Oba zespoły na boisko wybiegły w następujących składach:
Arsenal: Szczęsny - Chambers, Mertesacker, Monreal, Gibbs - Arteta, Wilshere - Oxlade-Chamberlain, Ramsey, Alexis - Welbeck.
Manchester United: De Gea - Smalling, McNair, Blackett, Shaw - Valencia, Carrick, Fellaini, Di Maria - Rooney, van Persie.
Na początku obie drużyny starały się rozpoznać przeciwnika i spokojnie rozgrywały piłkę. Dopiero w 5. minucie coś wydarzyło się pod bramką De Gei; Danny Welbeck otrzymał podanie od Alexisa i z ostrego kąta starał się trafić do siatki, ale jego strzał został zablokowany.
W 8. minucie Oxlade-Chamberlain w walce o piłkę lekko zahaczył Shawa. Młody Anglik długo leżał na murawie, ale zdołał powrócić do gry.
Chwilę potem znów na prawym skrzydle walecznością popisał się Ox; pomimo asysty dwóch obrońców zdołał on dośrodkować piłkę w pole karne, gdzie czekał Welbeck. Niestety jego strzał głową okazał się niecelny.
W pierwszych minutach Arsenal dominował; Kanonierzy wymieniali dużo podań i nie pozwalali rozwinąć skrzydeł rywalom.
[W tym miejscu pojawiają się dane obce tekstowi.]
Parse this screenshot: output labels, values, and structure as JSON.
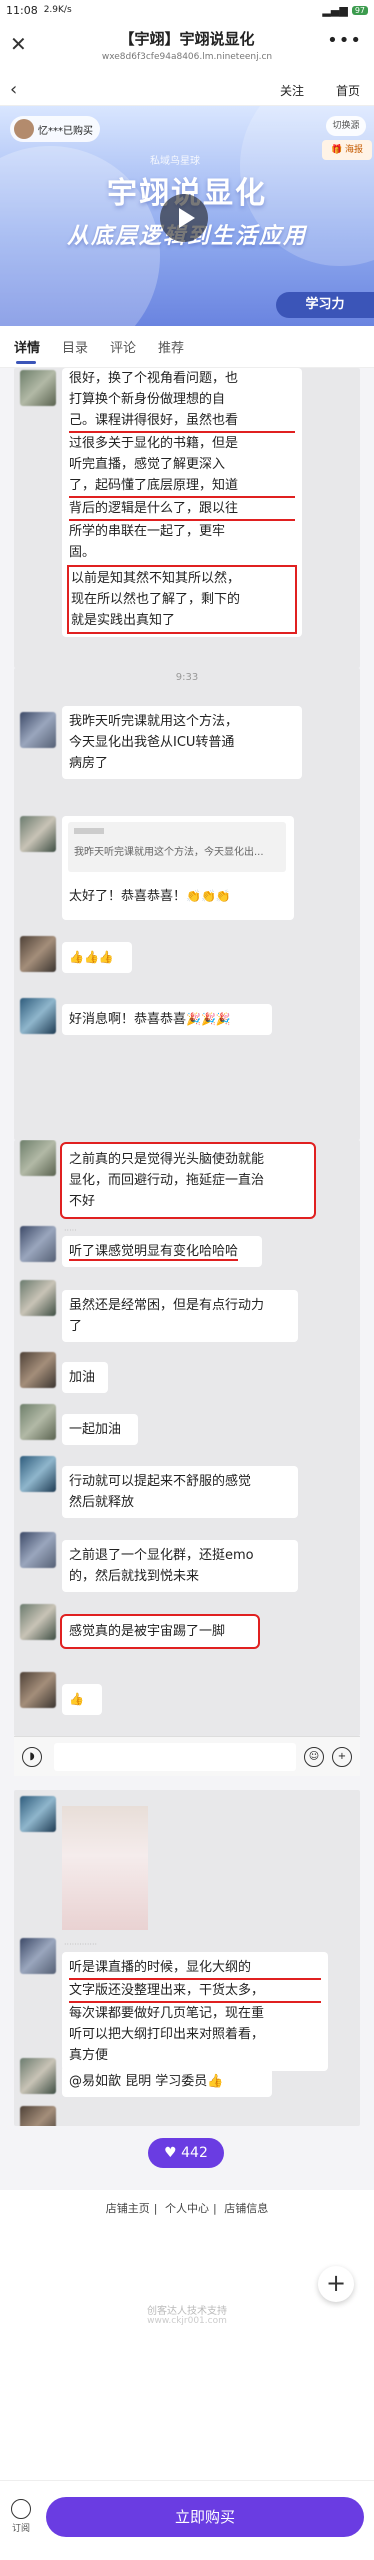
{
  "status": {
    "time": "11:08",
    "speed": "2.9K/s",
    "battery": "97"
  },
  "wechat": {
    "title": "【宇翊】宇翊说显化",
    "url": "wxe8d6f3cfe94a8406.lm.nineteenj.cn"
  },
  "nav": {
    "follow": "关注",
    "home": "首页"
  },
  "banner": {
    "user": "忆***已购买",
    "switch": "切换源",
    "poster": "海报",
    "brand": "私域鸟星球",
    "title": "宇翊说显化",
    "subtitle": "从底层逻辑到生活应用",
    "badge": "学习力"
  },
  "tabs": [
    "详情",
    "目录",
    "评论",
    "推荐"
  ],
  "chat1": {
    "lines": [
      "很好，换了个视角看问题，也",
      "打算换个新身份做理想的自",
      "己。课程讲得很好，虽然也看",
      "过很多关于显化的书籍，但是",
      "听完直播，感觉了解更深入",
      "了，起码懂了底层原理，知道",
      "背后的逻辑是什么了，跟以往",
      "所学的串联在一起了，更牢",
      "固。"
    ],
    "box": [
      "以前是知其然不知其所以然，",
      "现在所以然也了解了，剩下的",
      "就是实践出真知了"
    ]
  },
  "chat2": {
    "time": "9:33",
    "m1": [
      "我昨天听完课就用这个方法，",
      "今天显化出我爸从ICU转普通",
      "病房了"
    ],
    "quote": "我昨天听完课就用这个方法，今天显化出...",
    "m2": "太好了！恭喜恭喜！",
    "m2_emoji": "👏👏👏",
    "m3": "👍👍👍",
    "m4": "好消息啊！恭喜恭喜",
    "m4_emoji": "🎉🎉🎉"
  },
  "chat3": {
    "m1": [
      "之前真的只是觉得光头脑使劲就能",
      "显化，而回避行动，拖延症一直治",
      "不好"
    ],
    "m2": "听了课感觉明显有变化哈哈哈",
    "m3": [
      "虽然还是经常困，但是有点行动力",
      "了"
    ],
    "m4": "加油",
    "m5": "一起加油",
    "m6": [
      "行动就可以提起来不舒服的感觉",
      "然后就释放"
    ],
    "m7a": "之前退了一个显化群，还挺emo",
    "m7b": "的，然后就找到悦未来",
    "m8": "感觉真的是被宇宙踢了一脚",
    "m9": "👍"
  },
  "chat4": {
    "m1": [
      "听是课直播的时候，显化大纲的",
      "文字版还没整理出来，干货太多，",
      "每次课都要做好几页笔记，现在重",
      "听可以把大纲打印出来对照着看，",
      "真方便"
    ],
    "m2": "@易如歆 昆明  学习委员👍",
    "m3": "👍"
  },
  "likes": "442",
  "footer": {
    "links": [
      "店铺主页",
      "个人中心",
      "店铺信息"
    ],
    "tech": "创客达人技术支持",
    "tech2": "www.ckjr001.com"
  },
  "bottom": {
    "sub": "订阅",
    "buy": "立即购买"
  }
}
Efektem takiej gry była dobra akcja Wilshere'a, który sprawdził bramkarza United z okolic 16 metra. Zaraz potem swoją szansę miał Welbeck, ale i tym razem nie udało się zdobyć bramki.
Jeszcze w tej samej akcji w polu karnym Czerwonych Diabłów upadł Wilshere, ale sędzia nie dopatrzył się faulu w działaniach Shawa, którego uraz okazał się poważniejszy, niż przypuszczano i już w 16. minucie został on zmieniony przez Ashleya Younga.
W 20. minucie przed polem karnym Wojciecha Szczęsnego faulu dopuścił się Aaron Ramsey; do piłki podszedł Rooney, który jednak uderzył wysoko nad bramką. Po tej sytuacji trybuny ożyły, bowiem poza boiskiem swoją rozgrzewkę rozpoczął, powracający po kontuzji, Olivier Giroud.
Kilka minut później świetne podanie między obrońców otrzymał Ox. Dobrze tę akcję rozszyfrował jednak De Gea, który skrócił kąt piłkarzowi Arsenalu i zapobiegł niebezpieczeństwu.
Piłkarze Wengera w dalszym ciągu prowadzili grę, ale nic z tego nie wynikało. Ich akcje przeważnie kończyły się w okolicach pola karnego United, ale jedna z nich wzbudziła szczególnie wiele emocji, bynajmniej nie z powodu widowiskowego strzału. Po faulu na Felainim, Wilshere nie mógł opanować emocji i posprzeczał się z rywalem. Sytuacji zaradził jednak sędzia, upominając obu awanturników.
Chwilę potem obrońcom urwał się Alexis i uderzył na bramkę, ale z interwencją problemów nie miał De Gea. W odpowiedzi z lewej strony swojego szczęścia spróbował Di Maria, jednak jego strzał okazał się minimalnie niecelny.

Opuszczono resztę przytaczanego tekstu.